Ordinov devint plus sauvage encore. (Il faut avouer que ses Allemands ne le gênèrent en rien.) Il aimait errer par les rues, longtemps, sans but, choisissant surtout les heures obscures et les lieux éloignés et déserts. »

« Un triste soir de printemps morbide, et dans un de ces lieux funestes, il rencontra Yaroslav Iliitch.

Yaroslav Iliitch a visiblement maigri. Ses yeux si doux sont ternes. Il semble tout accablé. D’ailleurs, il est pressé, il court pour une affaire, ses vêtements sont mouillés et tachés de boue, et de toute la soirée la pluie n’a cessé de prendre pour une gouttière le nez, toujours honnête, mais un peu bleui, d’Yaroslav Iliitch. De plus, il a laissé pousser ses favoris. Précisément ces favoris imprévus et cette affectation d’éviter un ancien ami intriguèrent Ordinov.

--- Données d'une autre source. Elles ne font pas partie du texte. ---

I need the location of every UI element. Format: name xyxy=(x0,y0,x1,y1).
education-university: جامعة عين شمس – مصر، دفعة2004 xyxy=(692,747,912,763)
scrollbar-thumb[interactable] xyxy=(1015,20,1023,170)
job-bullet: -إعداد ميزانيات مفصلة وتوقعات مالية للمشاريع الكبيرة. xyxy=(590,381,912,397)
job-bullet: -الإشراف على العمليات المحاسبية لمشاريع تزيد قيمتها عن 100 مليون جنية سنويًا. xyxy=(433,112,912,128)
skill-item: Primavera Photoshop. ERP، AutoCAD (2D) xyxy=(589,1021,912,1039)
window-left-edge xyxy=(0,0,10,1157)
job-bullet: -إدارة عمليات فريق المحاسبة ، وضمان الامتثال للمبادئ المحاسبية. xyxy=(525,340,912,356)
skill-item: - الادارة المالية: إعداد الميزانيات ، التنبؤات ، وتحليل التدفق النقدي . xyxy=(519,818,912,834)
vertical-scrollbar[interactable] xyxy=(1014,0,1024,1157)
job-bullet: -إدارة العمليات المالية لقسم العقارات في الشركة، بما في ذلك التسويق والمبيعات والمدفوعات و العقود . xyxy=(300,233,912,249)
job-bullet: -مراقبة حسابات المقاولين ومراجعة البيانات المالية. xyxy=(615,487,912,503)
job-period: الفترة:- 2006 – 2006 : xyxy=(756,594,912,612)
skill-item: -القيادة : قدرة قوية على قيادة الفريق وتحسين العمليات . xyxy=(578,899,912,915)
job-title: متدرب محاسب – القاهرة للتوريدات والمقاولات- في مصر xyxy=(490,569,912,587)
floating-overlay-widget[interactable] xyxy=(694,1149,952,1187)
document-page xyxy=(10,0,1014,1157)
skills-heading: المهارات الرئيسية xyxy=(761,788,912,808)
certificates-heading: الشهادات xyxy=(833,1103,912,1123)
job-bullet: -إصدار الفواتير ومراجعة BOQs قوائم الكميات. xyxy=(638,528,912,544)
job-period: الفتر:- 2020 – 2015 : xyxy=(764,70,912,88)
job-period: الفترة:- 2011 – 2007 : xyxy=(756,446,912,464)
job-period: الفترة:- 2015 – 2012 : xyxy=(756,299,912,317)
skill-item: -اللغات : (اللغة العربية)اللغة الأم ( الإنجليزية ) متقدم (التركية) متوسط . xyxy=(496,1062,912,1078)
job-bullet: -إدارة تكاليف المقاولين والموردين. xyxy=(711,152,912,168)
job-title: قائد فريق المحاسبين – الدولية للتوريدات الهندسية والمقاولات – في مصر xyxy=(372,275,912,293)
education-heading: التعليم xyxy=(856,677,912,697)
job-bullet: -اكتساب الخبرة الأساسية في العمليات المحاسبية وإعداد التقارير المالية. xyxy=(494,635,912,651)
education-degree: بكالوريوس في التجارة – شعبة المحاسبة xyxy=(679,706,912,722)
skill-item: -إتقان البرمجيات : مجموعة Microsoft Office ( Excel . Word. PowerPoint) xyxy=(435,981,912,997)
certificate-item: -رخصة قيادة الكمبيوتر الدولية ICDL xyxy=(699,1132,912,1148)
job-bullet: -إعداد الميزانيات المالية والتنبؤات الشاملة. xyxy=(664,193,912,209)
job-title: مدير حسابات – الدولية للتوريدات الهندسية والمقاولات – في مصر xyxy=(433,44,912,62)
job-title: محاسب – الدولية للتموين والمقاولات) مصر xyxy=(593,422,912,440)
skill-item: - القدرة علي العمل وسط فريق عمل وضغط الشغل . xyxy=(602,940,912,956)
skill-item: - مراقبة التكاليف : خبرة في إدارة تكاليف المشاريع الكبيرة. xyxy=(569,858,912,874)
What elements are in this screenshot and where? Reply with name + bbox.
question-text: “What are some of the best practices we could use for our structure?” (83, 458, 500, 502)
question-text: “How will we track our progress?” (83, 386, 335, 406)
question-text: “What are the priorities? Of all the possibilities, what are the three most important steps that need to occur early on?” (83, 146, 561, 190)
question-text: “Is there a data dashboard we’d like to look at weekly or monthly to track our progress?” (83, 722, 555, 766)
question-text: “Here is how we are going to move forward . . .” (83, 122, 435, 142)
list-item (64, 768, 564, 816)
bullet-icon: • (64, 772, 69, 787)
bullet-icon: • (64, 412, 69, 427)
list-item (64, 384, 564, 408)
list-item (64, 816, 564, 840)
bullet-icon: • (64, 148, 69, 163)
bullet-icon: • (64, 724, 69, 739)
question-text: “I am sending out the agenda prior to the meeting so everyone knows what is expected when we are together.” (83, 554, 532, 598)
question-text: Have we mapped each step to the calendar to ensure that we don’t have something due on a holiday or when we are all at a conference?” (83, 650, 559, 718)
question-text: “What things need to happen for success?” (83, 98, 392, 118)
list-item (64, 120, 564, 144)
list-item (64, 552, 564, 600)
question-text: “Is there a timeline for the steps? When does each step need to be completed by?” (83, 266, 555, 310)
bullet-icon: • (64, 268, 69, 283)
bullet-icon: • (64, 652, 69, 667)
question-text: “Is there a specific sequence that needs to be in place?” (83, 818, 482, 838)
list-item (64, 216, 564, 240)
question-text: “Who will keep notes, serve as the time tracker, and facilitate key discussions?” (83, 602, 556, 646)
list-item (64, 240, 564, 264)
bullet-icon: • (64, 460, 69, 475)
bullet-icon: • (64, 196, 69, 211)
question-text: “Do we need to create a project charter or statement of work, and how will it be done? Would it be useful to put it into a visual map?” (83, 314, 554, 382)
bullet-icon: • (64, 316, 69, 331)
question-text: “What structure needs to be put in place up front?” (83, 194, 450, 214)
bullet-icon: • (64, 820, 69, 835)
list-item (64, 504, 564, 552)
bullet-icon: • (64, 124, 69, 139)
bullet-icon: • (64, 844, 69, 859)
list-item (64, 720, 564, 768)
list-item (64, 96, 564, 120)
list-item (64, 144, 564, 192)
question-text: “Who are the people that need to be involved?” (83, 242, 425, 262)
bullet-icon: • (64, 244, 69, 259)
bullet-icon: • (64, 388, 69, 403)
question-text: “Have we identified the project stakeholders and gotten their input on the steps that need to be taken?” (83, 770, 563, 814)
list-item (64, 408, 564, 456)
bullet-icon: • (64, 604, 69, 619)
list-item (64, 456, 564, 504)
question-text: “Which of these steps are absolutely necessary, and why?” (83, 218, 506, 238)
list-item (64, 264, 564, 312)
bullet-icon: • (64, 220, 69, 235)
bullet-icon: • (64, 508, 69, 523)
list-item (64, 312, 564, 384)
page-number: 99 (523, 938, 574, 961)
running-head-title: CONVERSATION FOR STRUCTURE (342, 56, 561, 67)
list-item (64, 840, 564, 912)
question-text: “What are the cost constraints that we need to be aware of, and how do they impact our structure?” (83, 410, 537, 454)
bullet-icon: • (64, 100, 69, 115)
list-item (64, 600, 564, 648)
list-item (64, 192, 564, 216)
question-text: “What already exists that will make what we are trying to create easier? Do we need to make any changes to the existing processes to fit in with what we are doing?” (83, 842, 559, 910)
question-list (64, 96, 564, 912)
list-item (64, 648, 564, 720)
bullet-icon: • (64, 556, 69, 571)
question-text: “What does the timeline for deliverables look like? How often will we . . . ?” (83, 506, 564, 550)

Il se sentit offensé, blessé, lui qui pourtant fuyait la pitié. Il aurait préféré qu’Yaroslav Iliitch fût encore cet homme d’autrefois, simple, naïf, un peu bête, avouons-le, mais qui, du moins, ne posait pas pour la désillusion et n’annonçait aucun projet de devenir plus intelligent. Et n’est-ce pas très-désagréable de retrouver tout à coup intelligent un sot que nous avons aimé autrefois précisément peut-être pour sa sottise ? D’ailleurs, la méfiance d’Yaroslav Iliitch ne dura pas. Tout désillusionné qu’il fût, il ne pouvait avoir perdu son caractère véritable, ce manteau que les vivants ne quittent que dans la tombe. Avec délices il fouilla comme autrefois dans l’âme de son ami. Il lui fit d’abord remarquer qu’il avait beaucoup à faire, puis « qu’il y avait longtemps qu’on ne s’était vu ». 

Mais soudain la conversation prit une étrange tournure. Yaroslav Iliitch parla de l’hypocrisie des gens en général, de l’instabilité du bonheur en ce monde et de cette futilité qu’est la vie. En passant il ne manqua pas de nommer Pouchkine, mais avec une indifférence très-marquée. Il parla de ses « bons amis » avec cynisme et s’emporta même contre la fausseté, contre le mensonge de ceux qui, dans le monde, s’appellent amis, alors que l’amitié sincère n’existe pas et n’a jamais existé. – Oui, vraiment, Yaroslav Iliitch est devenu intelligent. Ordinov ne le contredisait pas, mais il se sentait très-triste. Il lui semblait qu’il enterrait son meilleur ami. »

« Mais voici qui passe toute imagination : vous souvenez-vous du propriétaire ? Un homme pieux, honorable, d’extérieur si noble !…

– Eh bien ? »

« – Jugez d’après cela de toute l’humanité : c’était le chef de la bande ! N’est-ce pas incroyable ?

Yaroslav Iliitch était très-animé. Et il jugeait vraiment de toute l’humanité d’après cela : il ne pouvait faire autrement, c’était dans son caractère.

– Et les autres ? Et Mourine ? – demanda Ordinov à voix basse.

– Ah ! Mourine ! Mourine ! ce vénérable vieillard, si noble… mais permettez, vous m’éclairez d’une nouvelle lumière…

– Quoi donc ? En était-il aussi ?

L’impatience faisait bondir dans sa poitrine le cœur d’Ordinov.

– Mais non, que dites-vous là ? – reprit Yaroslav Iliitch en fixant sur Ordinov un regard de plomb (signe qu’il réfléchissait) : Mourine ne pouvait en être, puisque trois semaines auparavant il était parti avec sa femme pour son pays… J’ai appris cela du dvornik… le petit Tartare, vous vous rappelez ? »



CONCLUSION :
Est-ce que je trouve subjectivement que la lecture ce de livre est indispensable ? Non.